Language consists of a series of works that began to take shape in 2012 (and continues to this day). They consist of my introspections and mediations on the idea of language, how we use it, its influences on who we are — and more so — the role of desire and will in the shaping of our identities and lives.
This introspection is characterized by an action of breaking-down and separating the images (a dissection, if you will) into individual tiles that are geometric and organic at the same time. Each tile is separate and, when the image is viewed as a whole, generate a sway — an undercurrent, that is not unlike how our language, self-talk, self-concept and emotions work in real life.
The works are characterized by the use of two main ideas:
The use of Morse code (as well as Binary in the case of the work Dual Code) as a model for the idea of language itself.

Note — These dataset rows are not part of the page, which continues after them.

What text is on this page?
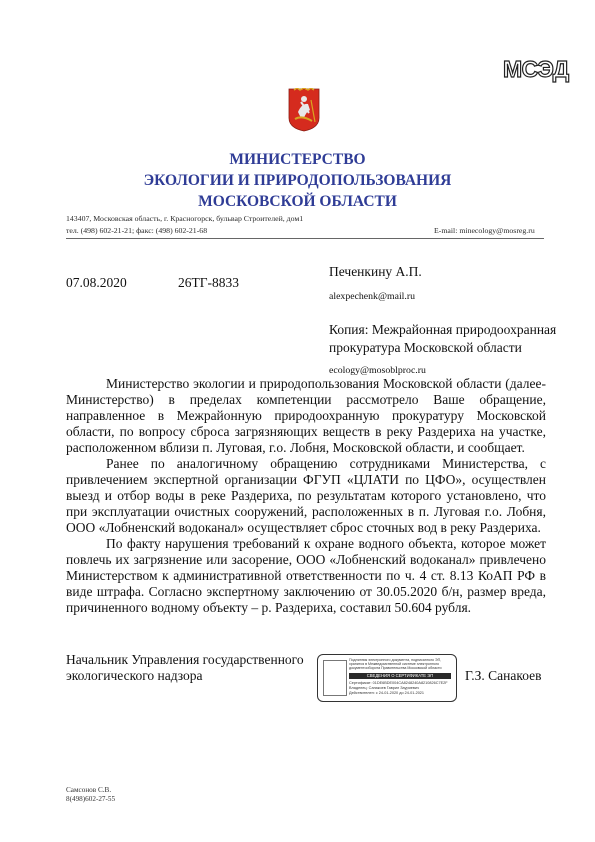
МСЭД
МИНИСТЕРСТВО
ЭКОЛОГИИ И ПРИРОДОПОЛЬЗОВАНИЯ
МОСКОВСКОЙ ОБЛАСТИ
143407, Московская область, г. Красногорск, бульвар Строителей, дом1
тел. (498) 602-21-21; факс: (498) 602-21-68	E-mail: minecology@mosreg.ru
07.08.2020	26ТГ-8833
Печенкину А.П.
alexpechenk@mail.ru
Копия: Межрайонная природоохранная прокуратура Московской области
ecology@mosoblproc.ru

Министерство экологии и природопользования Московской области (далее-Министерство) в пределах компетенции рассмотрело Ваше обращение, направленное в Межрайонную природоохранную прокуратуру Московской области, по вопросу сброса загрязняющих веществ в реку Раздериха на участке, расположенном вблизи п. Луговая, г.о. Лобня, Московской области, и сообщает.

Ранее по аналогичному обращению сотрудниками Министерства, с привлечением экспертной организации ФГУП «ЦЛАТИ по ЦФО», осуществлен выезд и отбор воды в реке Раздериха, по результатам которого установлено, что при эксплуатации очистных сооружений, расположенных в п. Луговая г.о. Лобня, ООО «Лобненский водоканал» осуществляет сброс сточных вод в реку Раздериха.

По факту нарушения требований к охране водного объекта, которое может повлечь их загрязнение или засорение, ООО «Лобненский водоканал» привлечено Министерством к административной ответственности по ч. 4 ст. 8.13 КоАП РФ в виде штрафа. Согласно экспертному заключению от 30.05.2020 б/н, размер вреда, причиненного водному объекту – р. Раздериха, составил 50.604 рубля.

Начальник Управления государственного экологического надзора
Подлинник электронного документа, подписанного ЭП, хранится в Межведомственной системе электронного документооборота Правительства Московской области
СВЕДЕНИЯ О СЕРТИФИКАТЕ ЭП
Сертификат: 01DE6BDE004CA8248240A8210826C7E2F
Владелец: Санакоев Гаврил Зауриевич
Действителен: с 24-01-2020 до 24-01-2021
Г.З. Санакоев
Самсонов С.В.
8(498)602-27-55
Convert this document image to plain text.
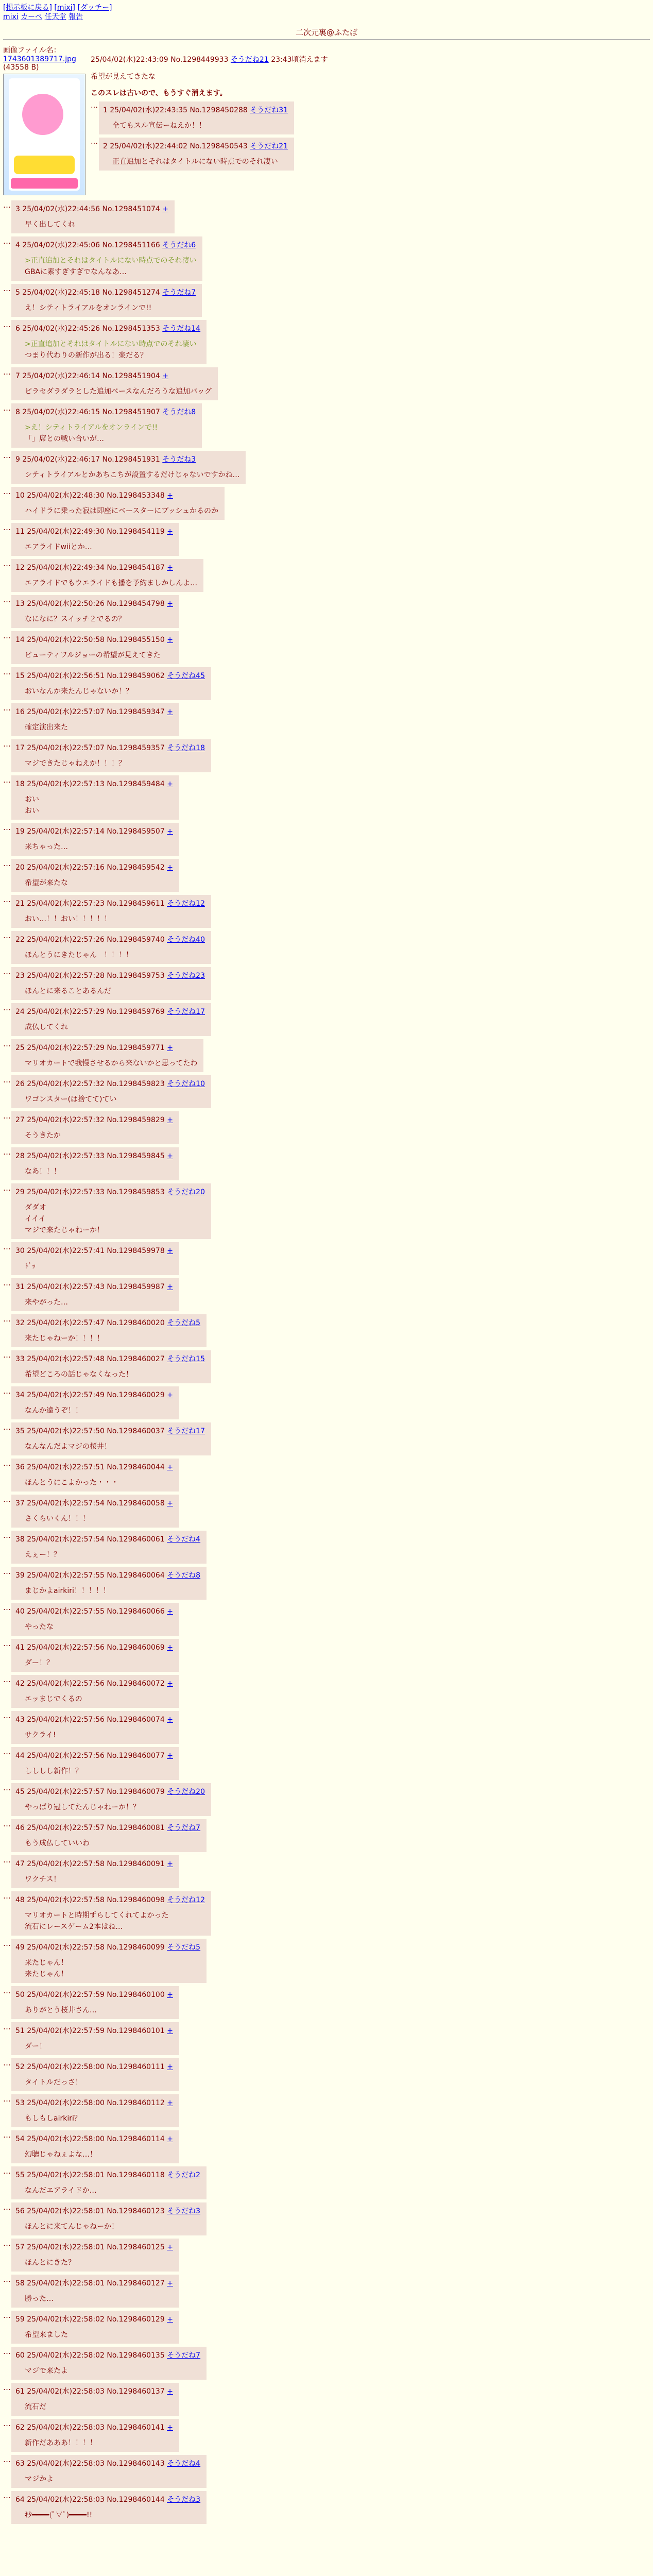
[掲示板に戻る] [mixi] [ダッチー]
mixi カーペ 任天堂 報告
二次元裏@ふたば
画像ファイル名： 1743601389717.jpg (43558 B)
25/04/02(水)22:43:09 No.1298449933 そうだね21 23:43頃消えます
希望が見えてきたな
このスレは古いので、もうすぐ消えます。
…
1 25/04/02(水)22:43:35 No.1298450288 そうだね31
全てもスル宣伝ーねえか！！
…
2 25/04/02(水)22:44:02 No.1298450543 そうだね21
正直追加とそれはタイトルにない時点でのそれ凄い
… 3 25/04/02(水)22:44:56 No.1298451074 +
早く出してくれ
… 4 25/04/02(水)22:45:06 No.1298451166 そうだね6
>正直追加とそれはタイトルにない時点でのそれ凄い
GBAに素すぎすぎでなんなあ…
… 5 25/04/02(水)22:45:18 No.1298451274 そうだね7
え！シティトライアルをオンラインで!!
… 6 25/04/02(水)22:45:26 No.1298451353 そうだね14
>正直追加とそれはタイトルにない時点でのそれ凄い
つまり代わりの新作が出る！楽だる？
… 7 25/04/02(水)22:46:14 No.1298451904 +
ピラセダラダラとした追加ベースなんだろうな追加バッグ
… 8 25/04/02(水)22:46:15 No.1298451907 そうだね8
>え！シティトライアルをオンラインで!!
「」席との戦い合いが…
… 9 25/04/02(水)22:46:17 No.1298451931 そうだね3
シティトライアルとかあちこちが設置するだけじゃないですかね…
… 10 25/04/02(水)22:48:30 No.1298453348 +
ハイドラに乗った寂は即座にベースターにプッシュかるのか
… 11 25/04/02(水)22:49:30 No.1298454119 +
エアライドwiiとか…
… 12 25/04/02(水)22:49:34 No.1298454187 +
エアライドでもウエライドも播を予約ましかしんよ…
… 13 25/04/02(水)22:50:26 No.1298454798 +
なになに？スイッチ２でるの？
… 14 25/04/02(水)22:50:58 No.1298455150 +
ビューティフルジョーの希望が見えてきた
… 15 25/04/02(水)22:56:51 No.1298459062 そうだね45
おいなんか来たんじゃないか！？
… 16 25/04/02(水)22:57:07 No.1298459347 +
確定演出来た
… 17 25/04/02(水)22:57:07 No.1298459357 そうだね18
マジできたじゃねえか！！！？
… 18 25/04/02(水)22:57:13 No.1298459484 +
おい
おい
… 19 25/04/02(水)22:57:14 No.1298459507 +
来ちゃった…
… 20 25/04/02(水)22:57:16 No.1298459542 +
希望が来たな
… 21 25/04/02(水)22:57:23 No.1298459611 そうだね12
おい…！！おい！！！！！
… 22 25/04/02(水)22:57:26 No.1298459740 そうだね40
ほんとうにきたじゃん　！！！！
… 23 25/04/02(水)22:57:28 No.1298459753 そうだね23
ほんとに来ることあるんだ
… 24 25/04/02(水)22:57:29 No.1298459769 そうだね17
成仏してくれ
… 25 25/04/02(水)22:57:29 No.1298459771 +
マリオカートで我慢させるから来ないかと思ってたわ
… 26 25/04/02(水)22:57:32 No.1298459823 そうだね10
ワゴンスター(は捨てて)てい
… 27 25/04/02(水)22:57:32 No.1298459829 +
そうきたか
… 28 25/04/02(水)22:57:33 No.1298459845 +
なあ！！！
… 29 25/04/02(水)22:57:33 No.1298459853 そうだね20
ダダオ
イイイ
マジで来たじゃねーか！
… 30 25/04/02(水)22:57:41 No.1298459978 +
ﾄﾞｯ
… 31 25/04/02(水)22:57:43 No.1298459987 +
来やがった…
… 32 25/04/02(水)22:57:47 No.1298460020 そうだね5
来たじゃねーか！！！！
… 33 25/04/02(水)22:57:48 No.1298460027 そうだね15
希望どころの話じゃなくなった！
… 34 25/04/02(水)22:57:49 No.1298460029 +
なんか違うぞ！！
… 35 25/04/02(水)22:57:50 No.1298460037 そうだね17
なんなんだよマジの桜井！
… 36 25/04/02(水)22:57:51 No.1298460044 +
ほんとうにこよかった・・・
… 37 25/04/02(水)22:57:54 No.1298460058 +
さくらいくん！！！
… 38 25/04/02(水)22:57:54 No.1298460061 そうだね4
えぇー！？
… 39 25/04/02(水)22:57:55 No.1298460064 そうだね8
まじかよairkiri！！！！！
… 40 25/04/02(水)22:57:55 No.1298460066 +
やったな
… 41 25/04/02(水)22:57:56 No.1298460069 +
ダー！？
… 42 25/04/02(水)22:57:56 No.1298460072 +
エッまじでくるの
… 43 25/04/02(水)22:57:56 No.1298460074 +
サクライ!
… 44 25/04/02(水)22:57:56 No.1298460077 +
しししし新作！？
… 45 25/04/02(水)22:57:57 No.1298460079 そうだね20
やっぱり冠してたんじゃねーか！？
… 46 25/04/02(水)22:57:57 No.1298460081 そうだね7
もう成仏していいわ
… 47 25/04/02(水)22:57:58 No.1298460091 +
ワクチス！
… 48 25/04/02(水)22:57:58 No.1298460098 そうだね12
マリオカートと時期ずらしてくれてよかった
流石にレースゲーム2本はね…
… 49 25/04/02(水)22:57:58 No.1298460099 そうだね5
来たじゃん！
来たじゃん！
… 50 25/04/02(水)22:57:59 No.1298460100 +
ありがとう桜井さん…
… 51 25/04/02(水)22:57:59 No.1298460101 +
ダー！
… 52 25/04/02(水)22:58:00 No.1298460111 +
タイトルだっさ！
… 53 25/04/02(水)22:58:00 No.1298460112 +
もしもしairkiri？
… 54 25/04/02(水)22:58:00 No.1298460114 +
幻聴じゃねぇよな…！
… 55 25/04/02(水)22:58:01 No.1298460118 そうだね2
なんだエアライドか…
… 56 25/04/02(水)22:58:01 No.1298460123 そうだね3
ほんとに来てんじゃねーか！
… 57 25/04/02(水)22:58:01 No.1298460125 +
ほんとにきた？
… 58 25/04/02(水)22:58:01 No.1298460127 +
勝った…
… 59 25/04/02(水)22:58:02 No.1298460129 +
希望来ました
… 60 25/04/02(水)22:58:02 No.1298460135 そうだね7
マジで来たよ
… 61 25/04/02(水)22:58:03 No.1298460137 +
流石だ
… 62 25/04/02(水)22:58:03 No.1298460141 +
新作だあああ！！！！
… 63 25/04/02(水)22:58:03 No.1298460143 そうだね4
マジかよ
… 64 25/04/02(水)22:58:03 No.1298460144 そうだね3
ｷﾀ━━━━(ﾟ∀ﾟ)━━━━!!
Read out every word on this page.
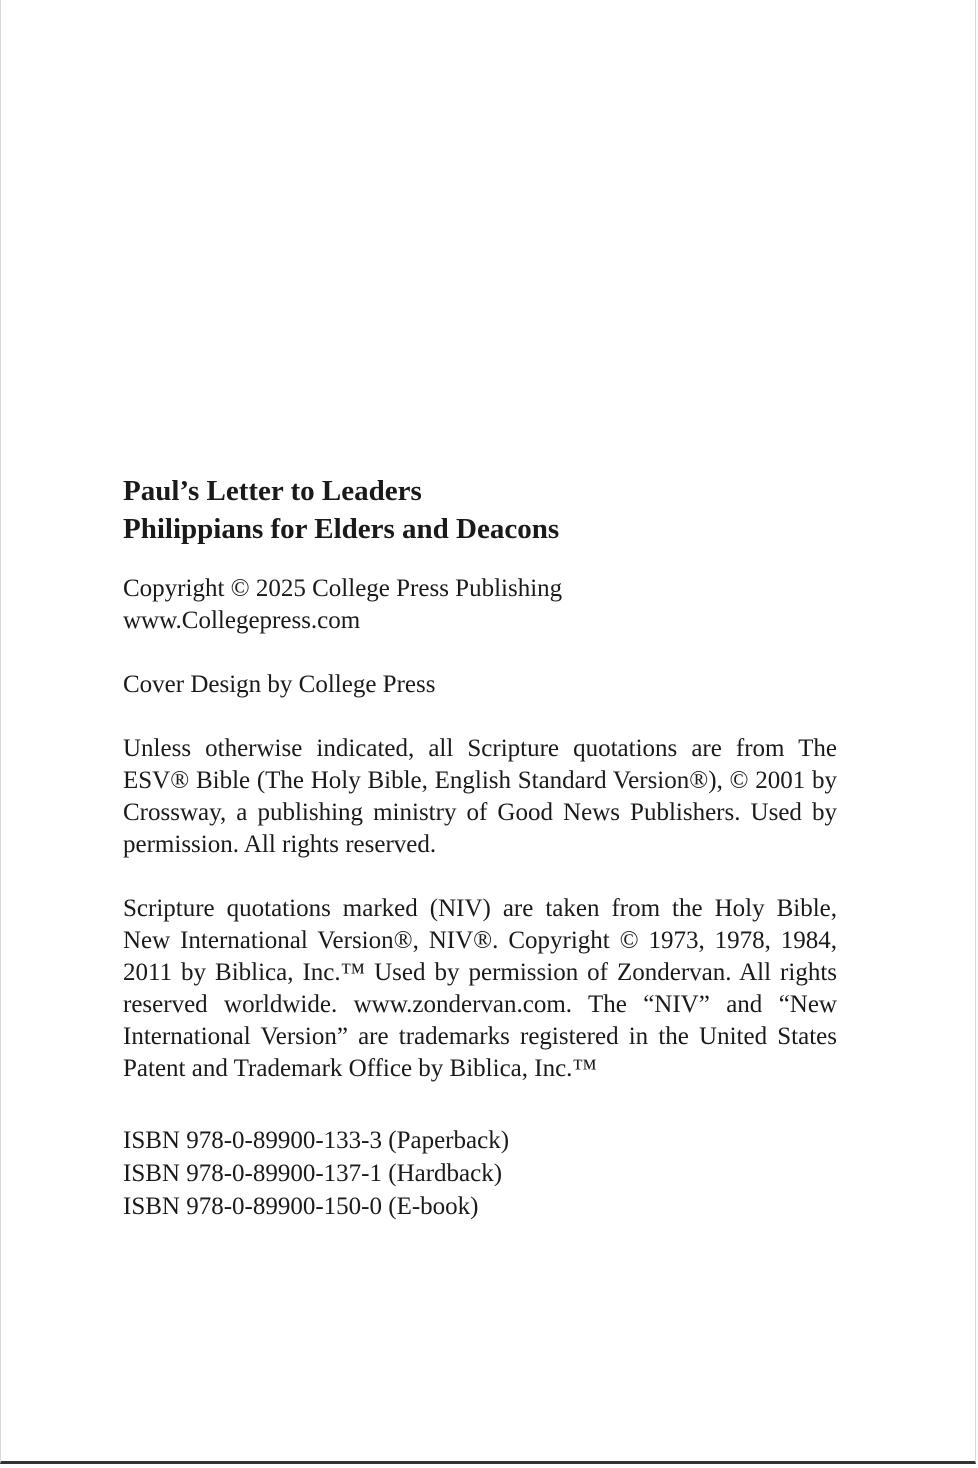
Paul’s Letter to Leaders

Philippians for Elders and Deacons

Copyright © 2025 College Press Publishing

www.Collegepress.com

Cover Design by College Press

Unless otherwise indicated, all Scripture quotations are from The ESV® Bible (The Holy Bible, English Standard Version®), © 2001 by Crossway, a publishing ministry of Good News Publishers. Used by permission. All rights reserved.

Scripture quotations marked (NIV) are taken from the Holy Bible, New International Version®, NIV®. Copyright © 1973, 1978, 1984, 2011 by Biblica, Inc.™ Used by permission of Zondervan. All rights reserved worldwide. www.zondervan.com. The “NIV” and “New International Version” are trademarks registered in the United States Patent and Trademark Office by Biblica, Inc.™

ISBN 978-0-89900-133-3 (Paperback)

ISBN 978-0-89900-137-1 (Hardback)

ISBN 978-0-89900-150-0 (E-book)
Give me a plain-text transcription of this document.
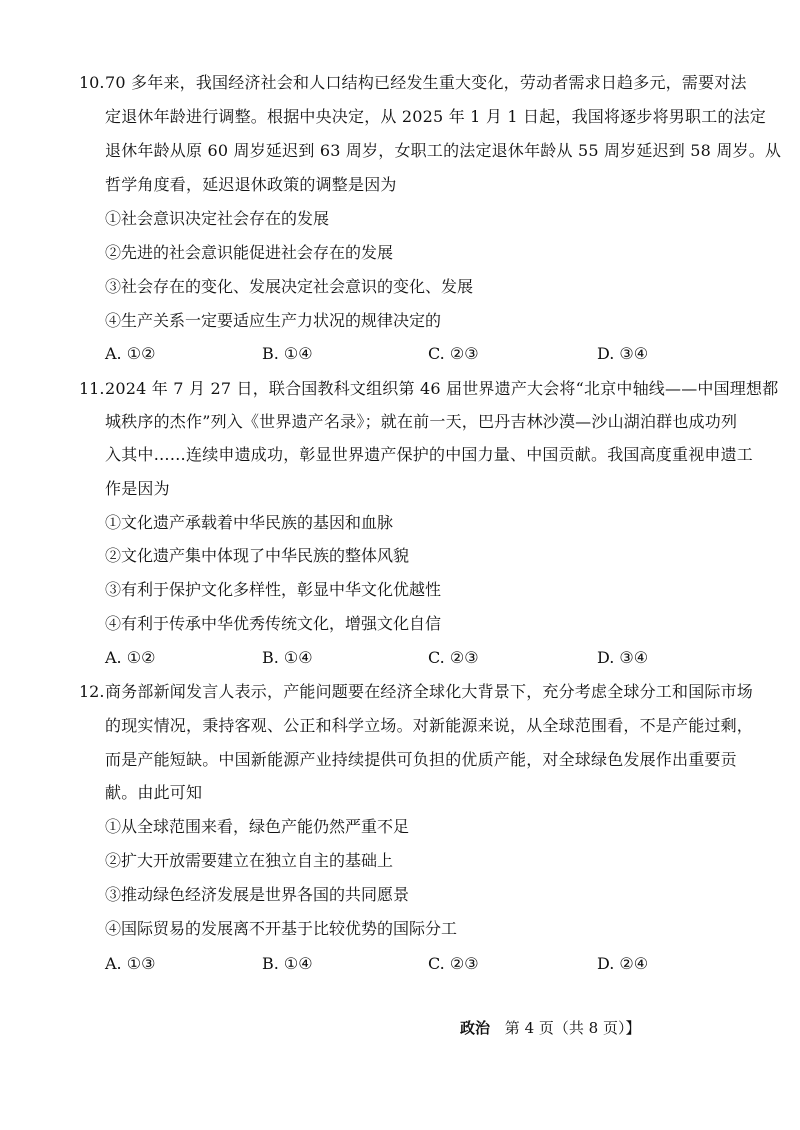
10. 70 多年来，我国经济社会和人口结构已经发生重大变化，劳动者需求日趋多元，需要对法
定退休年龄进行调整。根据中央决定，从 2025 年 1 月 1 日起，我国将逐步将男职工的法定
退休年龄从原 60 周岁延迟到 63 周岁，女职工的法定退休年龄从 55 周岁延迟到 58 周岁。从
哲学角度看，延迟退休政策的调整是因为
①社会意识决定社会存在的发展
②先进的社会意识能促进社会存在的发展
③社会存在的变化、发展决定社会意识的变化、发展
④生产关系一定要适应生产力状况的规律决定的
A. ①②	B. ①④	C. ②③	D. ③④
11. 2024 年 7 月 27 日，联合国教科文组织第 46 届世界遗产大会将“北京中轴线——中国理想都
城秩序的杰作”列入《世界遗产名录》；就在前一天，巴丹吉林沙漠—沙山湖泊群也成功列
入其中……连续申遗成功，彰显世界遗产保护的中国力量、中国贡献。我国高度重视申遗工
作是因为
①文化遗产承载着中华民族的基因和血脉
②文化遗产集中体现了中华民族的整体风貌
③有利于保护文化多样性，彰显中华文化优越性
④有利于传承中华优秀传统文化，增强文化自信
A. ①②	B. ①④	C. ②③	D. ③④
12. 商务部新闻发言人表示，产能问题要在经济全球化大背景下，充分考虑全球分工和国际市场
的现实情况，秉持客观、公正和科学立场。对新能源来说，从全球范围看，不是产能过剩，
而是产能短缺。中国新能源产业持续提供可负担的优质产能，对全球绿色发展作出重要贡
献。由此可知
①从全球范围来看，绿色产能仍然严重不足
②扩大开放需要建立在独立自主的基础上
③推动绿色经济发展是世界各国的共同愿景
④国际贸易的发展离不开基于比较优势的国际分工
A. ①③	B. ①④	C. ②③	D. ②④
政治 第 4 页（共 8 页）】
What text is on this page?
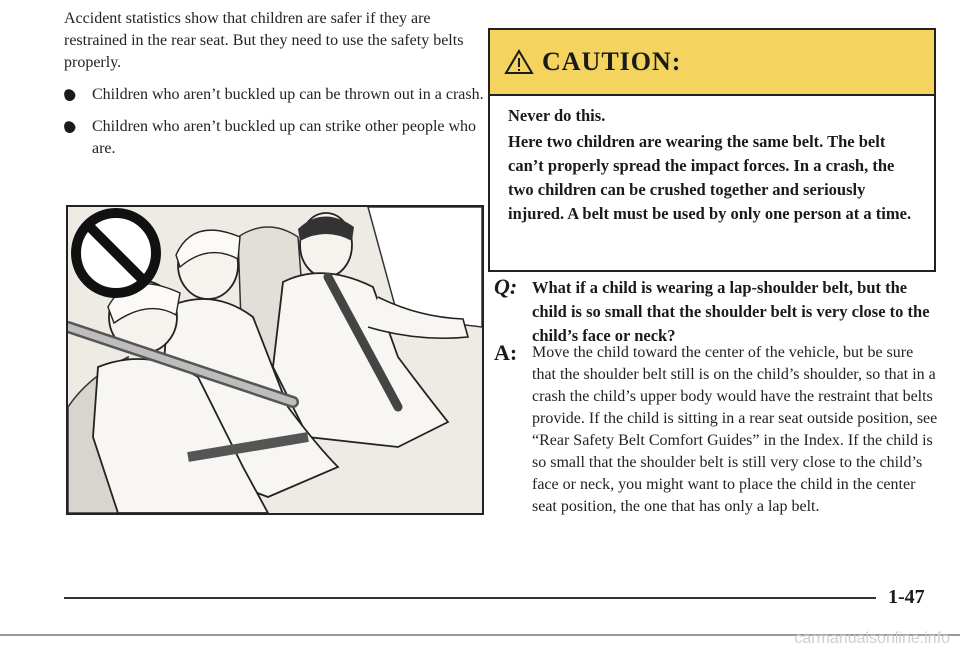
Accident statistics show that children are safer if they are restrained in the rear seat. But they need to use the safety belts properly.

Children who aren’t buckled up can be thrown out in a crash.
Children who aren’t buckled up can strike other people who are.
CAUTION:

Never do this.

Here two children are wearing the same belt. The belt can’t properly spread the impact forces. In a crash, the two children can be crushed together and seriously injured. A belt must be used by only one person at a time.

Q: What if a child is wearing a lap-shoulder belt, but the child is so small that the shoulder belt is very close to the child’s face or neck?
A: Move the child toward the center of the vehicle, but be sure that the shoulder belt still is on the child’s shoulder, so that in a crash the child’s upper body would have the restraint that belts provide. If the child is sitting in a rear seat outside position, see “Rear Safety Belt Comfort Guides” in the Index. If the child is so small that the shoulder belt is still very close to the child’s face or neck, you might want to place the child in the center seat position, the one that has only a lap belt.
1-47
carmanualsonline.info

The two most significant psychological forces we all have operating inside ourselves all the time; they determine virtually everything in our lives — a: how we see ourselves and b: how we think other people see us. This appears as two phrases that veil all of the of the images in this series: “I am” and “Am I?” (playing a perpetual game of certainty and doubt at the same time).
Overall, Language is a search for the fundamentals that make up our identities which in turn determine our thoughts, reactions, beliefs, values, our perceptions and indeed our whole lives.